Alistair was unsettled, and he did not let it reach his face.
Following that, the drums faded eastward, and the crowd began to come apart, turning the morning into gossip, the unreturned bow already swelling into a story they would all tell wrong by nightfall.
Alistair stood against the cooper’s wall a moment longer than the moment needed.
’He did not ask whether I have been to the Oasis,’ he thought. ’He told me, to my face, that he has wondered it. Those are not the same sentence, and Renvald Crane has never once chosen the wrong one by accident.’
’He wanted me to walk home carrying the difference.’
He walked home carrying it.
The streets had filled with the noise of a city that had just watched something it did not understand. Two merchants beside a fruit stall were already arguing about the bow.
"An insult, plain and open," the first one said, jabbing a thumb toward the empty road. "You bow to a man, that man bows back, that is how it has always gone. They spat on the council in front of all of us."
"Or soldiers on the march simply do not stop to bow, and it means nothing at all," the second one snapped back. "You want a war out of two thousand men who did not break stride. Use your head."
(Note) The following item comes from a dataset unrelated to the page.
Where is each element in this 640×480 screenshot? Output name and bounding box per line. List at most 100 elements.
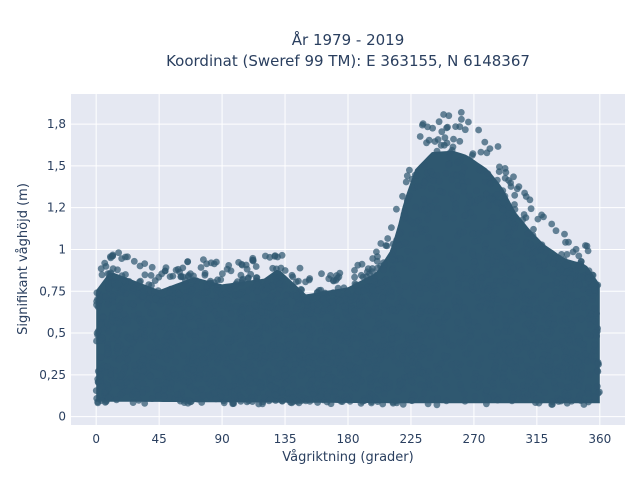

Hearing this, Alistair slowed the way a curious scholar would, and he learned more from the argument than he had from the whole march.
The city did not want to believe what it had seen. The city wanted the second merchant to be right.
A people will look at a plain fact, a bow not returned, and half of them will decide it meant nothing, because the alternative is believing they have already been conquered by men who have not yet drawn a sword.
’That is how Aldous works,’ Alistair thought, moving past the stall. ’Not with the blow. With the year of small gestures before it, until the people have talked themselves into believing nothing is happening.’
’The bow this morning was never for the council head. It was for the crowd. He wanted them to see it and explain it away, so that when the Edict finally crosses, they will already be in the habit of explaining him away.’
He reached the Sealed Step in the middle of the morning and went up to his room.
Alistair sat at the window, where two streets off he could just see the eastern road, empty now, the dust of two thousand men already settled back onto it as though they had never passed.
Then his eyes narrowed.
The road was empty, yet the street below the Sealed Step was not. A man stood against the far wall with his hands folded, doing nothing, waiting for no one, looking up at Alistair’s window with the unhurried patience of a person who had been sent to stand exactly there.
He had folded into step beside Alistair in the crowd that morning, one shoulder back from Crane.
’So the hobby has a second pair of eyes,’ Alistair thought, and his jaw tightened. ’And they want me to know it.’